My favorite thing about Fantastical 2 on the Apple Watch is that you can add new appointments right from your wrist. Apple's built-in Calendar app only lets you view appointments, not make new ones, although you can always hold down the Digital Crown and add new items to your calendar with Siri. Fantastical also uses Siri to get this done in-app. Force-touch the screen in the Fantastical app to get the Add Event button. Tapping that will bring up a Siri screen, and you just speak your next appointment.

The app will parse your spoken phrase into an appointment--sometimes it wouldn't work until I pressed Done at the top-right of the Siri screen. In my tests, it worked pretty well, but if it gets something wrong, there's no way to really edit it.

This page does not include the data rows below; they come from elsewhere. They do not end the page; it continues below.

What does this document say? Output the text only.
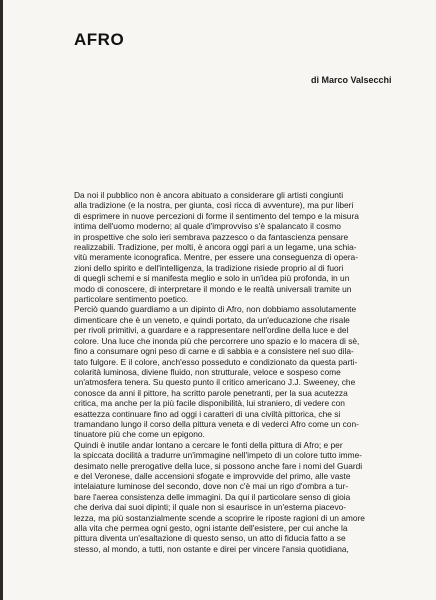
AFRO

di Marco Valsecchi

Da noi il pubblico non è ancora abituato a considerare gli artisti congiunti
alla tradizione (e la nostra, per giunta, così ricca di avventure), ma pur liberi
di esprimere in nuove percezioni di forme il sentimento del tempo e la misura
intima dell'uomo moderno; al quale d'improvviso s'è spalancato il cosmo
in prospettive che solo ieri sembrava pazzesco o da fantascienza pensare
realizzabili. Tradizione, per molti, è ancora oggi pari a un legame, una schia-
vitù meramente iconografica. Mentre, per essere una conseguenza di opera-
zioni dello spirito e dell'intelligenza, la tradizione risiede proprio al di fuori
di quegli schemi e si manifesta meglio e solo in un'idea più profonda, in un
modo di conoscere, di interpretare il mondo e le realtà universali tramite un
particolare sentimento poetico.

Perciò quando guardiamo a un dipinto di Afro, non dobbiamo assolutamente
dimenticare che è un veneto, e quindi portato, da un'educazione che risale
per rivoli primitivi, a guardare e a rappresentare nell'ordine della luce e del
colore. Una luce che inonda più che percorrere uno spazio e lo macera di sè,
fino a consumare ogni peso di carne e di sabbia e a consistere nel suo dila-
tato fulgore. E il colore, anch'esso posseduto e condizionato da questa parti-
colarità luminosa, diviene fluido, non strutturale, veloce e sospeso come
un'atmosfera tenera. Su questo punto il critico americano J.J. Sweeney, che
conosce da anni il pittore, ha scritto parole penetranti, per la sua acutezza
critica, ma anche per la più facile disponibilità, lui straniero, di vedere con
esattezza continuare fino ad oggi i caratteri di una civiltà pittorica, che si
tramandano lungo il corso della pittura veneta e di vederci Afro come un con-
tinuatore più che come un epigono.

Quindi è inutile andar lontano a cercare le fonti della pittura di Afro; e per
la spiccata docilità a tradurre un'immagine nell'impeto di un colore tutto imme-
desimato nelle prerogative della luce, si possono anche fare i nomi del Guardi
e del Veronese, dalle accensioni sfogate e improvvide del primo, alle vaste
intelaiature luminose del secondo, dove non c'è mai un rigo d'ombra a tur-
bare l'aerea consistenza delle immagini. Da qui il particolare senso di gioia
che deriva dai suoi dipinti; il quale non si esaurisce in un'esterna piacevo-
lezza, ma più sostanzialmente scende a scoprire le riposte ragioni di un amore
alla vita che permea ogni gesto, ogni istante dell'esistere, per cui anche la
pittura diventa un'esaltazione di questo senso, un atto di fiducia fatto a se
stesso, al mondo, a tutti, non ostante e direi per vincere l'ansia quotidiana,
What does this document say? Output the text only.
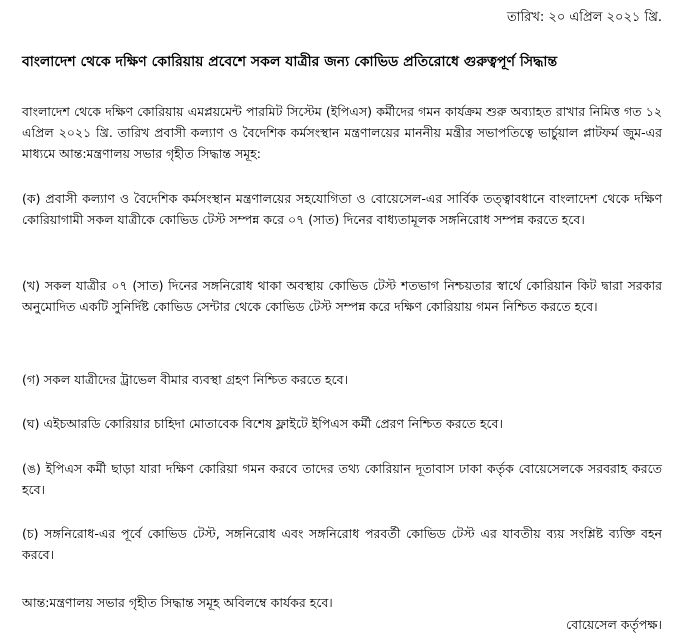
তারিখ: ২০ এপ্রিল ২০২১ খ্রি.
বাংলাদেশ থেকে দক্ষিণ কোরিয়ায় প্রবেশে সকল যাত্রীর জন্য কোভিড প্রতিরোধে গুরুত্বপূর্ণ সিদ্ধান্ত
বাংলাদেশ থেকে দক্ষিণ কোরিয়ায় এমপ্লয়মেন্ট পারমিট সিস্টেম (ইপিএস) কর্মীদের গমন কার্যক্রম শুরু অব্যাহত রাখার নিমিত্ত গত ১২ এপ্রিল ২০২১ খ্রি. তারিখ প্রবাসী কল্যাণ ও বৈদেশিক কর্মসংস্থান মন্ত্রণালয়ের মাননীয় মন্ত্রীর সভাপতিত্বে ভার্চুয়াল প্লাটফর্ম জুম-এর মাধ্যমে আন্ত:মন্ত্রণালয় সভার গৃহীত সিদ্ধান্ত সমূহ:
(ক) প্রবাসী কল্যাণ ও বৈদেশিক কর্মসংস্থান মন্ত্রণালয়ের সহযোগিতা ও বোয়েসেল-এর সার্বিক তত্ত্বাবধানে বাংলাদেশ থেকে দক্ষিণ কোরিয়াগামী সকল যাত্রীকে কোভিড টেস্ট সম্পন্ন করে ০৭ (সাত) দিনের বাধ্যতামূলক সঙ্গনিরোধ সম্পন্ন করতে হবে।
(খ) সকল যাত্রীর ০৭ (সাত) দিনের সঙ্গনিরোধ থাকা অবস্থায় কোভিড টেস্ট শতভাগ নিশ্চয়তার স্বার্থে কোরিয়ান কিট দ্বারা সরকার অনুমোদিত একটি সুনির্দিষ্ট কোভিড সেন্টার থেকে কোভিড টেস্ট সম্পন্ন করে দক্ষিণ কোরিয়ায় গমন নিশ্চিত করতে হবে।
(গ) সকল যাত্রীদের ট্রাভেল বীমার ব্যবস্থা গ্রহণ নিশ্চিত করতে হবে।
(ঘ) এইচআরডি কোরিয়ার চাহিদা মোতাবেক বিশেষ ফ্লাইটে ইপিএস কর্মী প্রেরণ নিশ্চিত করতে হবে।
(ঙ) ইপিএস কর্মী ছাড়া যারা দক্ষিণ কোরিয়া গমন করবে তাদের তথ্য কোরিয়ান দূতাবাস ঢাকা কর্তৃক বোয়েসেলকে সরবরাহ করতে হবে।
(চ) সঙ্গনিরোধ-এর পূর্বে কোভিড টেস্ট, সঙ্গনিরোধ এবং সঙ্গনিরোধ পরবর্তী কোভিড টেস্ট এর যাবতীয় ব্যয় সংশ্লিষ্ট ব্যক্তি বহন করবে।
আন্ত:মন্ত্রণালয় সভার গৃহীত সিদ্ধান্ত সমূহ অবিলম্বে কার্যকর হবে।
বোয়েসেল কর্তৃপক্ষ।
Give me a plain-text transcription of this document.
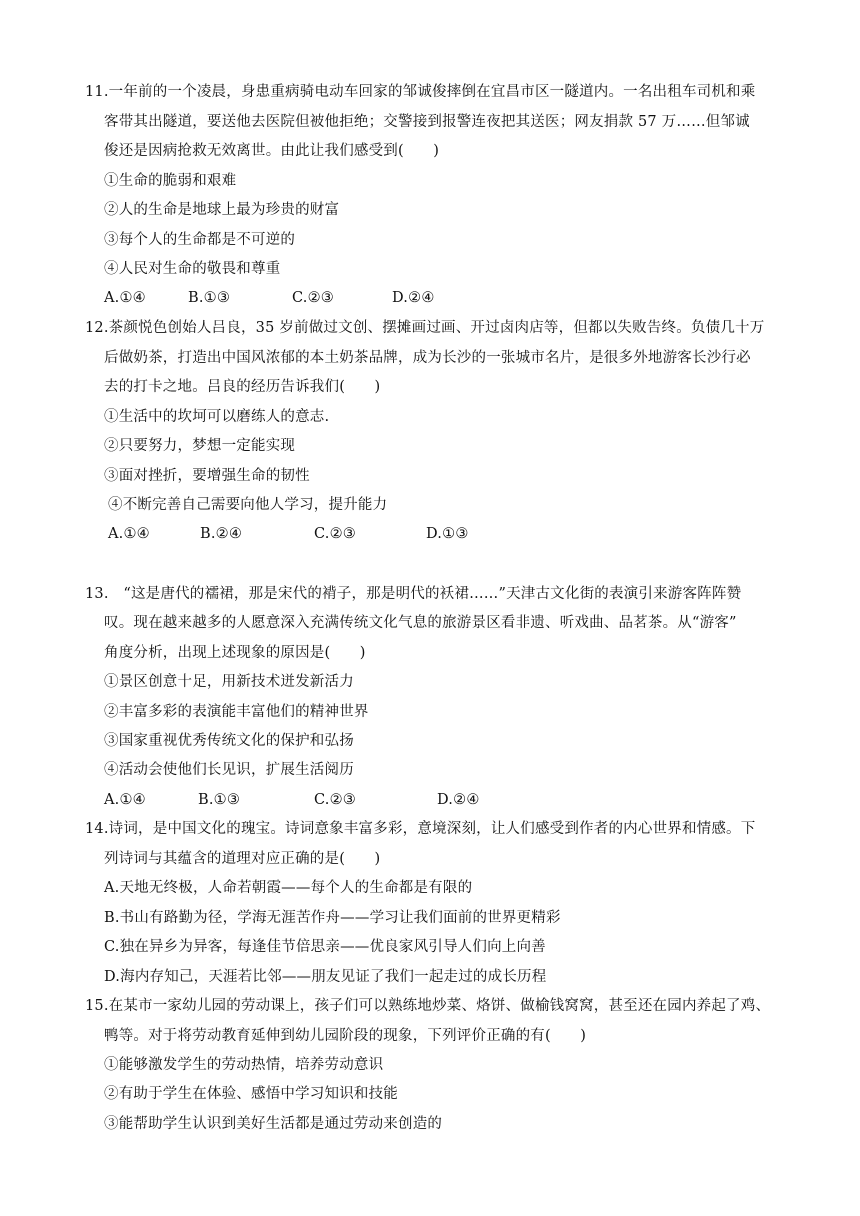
11.一年前的一个凌晨，身患重病骑电动车回家的邹诚俊摔倒在宜昌市区一隧道内。一名出租车司机和乘
客带其出隧道，要送他去医院但被他拒绝；交警接到报警连夜把其送医；网友捐款 57 万……但邹诚
俊还是因病抢救无效离世。由此让我们感受到(　　)
①生命的脆弱和艰难
②人的生命是地球上最为珍贵的财富
③每个人的生命都是不可逆的
④人民对生命的敬畏和尊重
A.①④	B.①③	C.②③	D.②④
12.茶颜悦色创始人吕良，35 岁前做过文创、摆摊画过画、开过卤肉店等，但都以失败告终。负债几十万
后做奶茶，打造出中国风浓郁的本土奶茶品牌，成为长沙的一张城市名片，是很多外地游客长沙行必
去的打卡之地。吕良的经历告诉我们(　　)
①生活中的坎坷可以磨练人的意志.
②只要努力，梦想一定能实现
③面对挫折，要增强生命的韧性
④不断完善自己需要向他人学习，提升能力
A.①④	B.②④	C.②③	D.①③
13.　“这是唐代的襦裙，那是宋代的褙子，那是明代的袄裙……”天津古文化街的表演引来游客阵阵赞
叹。现在越来越多的人愿意深入充满传统文化气息的旅游景区看非遗、听戏曲、品茗茶。从“游客”
角度分析，出现上述现象的原因是(　　)
①景区创意十足，用新技术迸发新活力
②丰富多彩的表演能丰富他们的精神世界
③国家重视优秀传统文化的保护和弘扬
④活动会使他们长见识，扩展生活阅历
A.①④	B.①③	C.②③	D.②④
14.诗词，是中国文化的瑰宝。诗词意象丰富多彩，意境深刻，让人们感受到作者的内心世界和情感。下
列诗词与其蕴含的道理对应正确的是(　　)
A.天地无终极，人命若朝霞——每个人的生命都是有限的
B.书山有路勤为径，学海无涯苦作舟——学习让我们面前的世界更精彩
C.独在异乡为异客，每逢佳节倍思亲——优良家风引导人们向上向善
D.海内存知己，天涯若比邻——朋友见证了我们一起走过的成长历程
15.在某市一家幼儿园的劳动课上，孩子们可以熟练地炒菜、烙饼、做榆钱窝窝，甚至还在园内养起了鸡、
鸭等。对于将劳动教育延伸到幼儿园阶段的现象，下列评价正确的有(　　)
①能够激发学生的劳动热情，培养劳动意识
②有助于学生在体验、感悟中学习知识和技能
③能帮助学生认识到美好生活都是通过劳动来创造的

Using Siri to add things to Apple's own Calendar app is a little more robust, but also more finicky. The Calendar app can't parse generic items like "lunch" or "dinner," so Siri will insist you give an exact time, while Fantastical's engine will automatically schedule lunches for noon and dinners for 6pm. Using Siri to make Calendar events will also check for conflicts, while Fantastical didn't notify me of a conflict when I added a coffee date at the same time as the WWDC keynote. But Calendar's conflict reminders can actually be annoying when the conflict is an all-day event like someone's birthday. Worse, the screen that mentions the conflict doesn't want to tell me what the conflict actually is. So I don't miss that functionality in Fantastical 2 quite so much, but it'd be a nice thing to add. I'd also love it if Fantastical would offer to send invites to the people I mention in my appointments.

Fantastical 2's Glance can show your next appointment or a list of everything you've got on tap that day. (You toggle between them in the Apple Watch settings in Fantastical for the iPhone, or turn the Glance on and off in the Apple Watch app for iPhone.) I love how the Glance shows a little graphical timeline of your day with your appointments blocked off and color-coded to match your calendars. This can be handy to see where your free chunks of time are, and figuring out you better get lunch now because your afternoon doesn't have any open blocks of time.

Fantastical 2 for iPhone is $5--Dan Frakes gave it 4.5 mice upon its release in late 2013, and it's only gotten better since.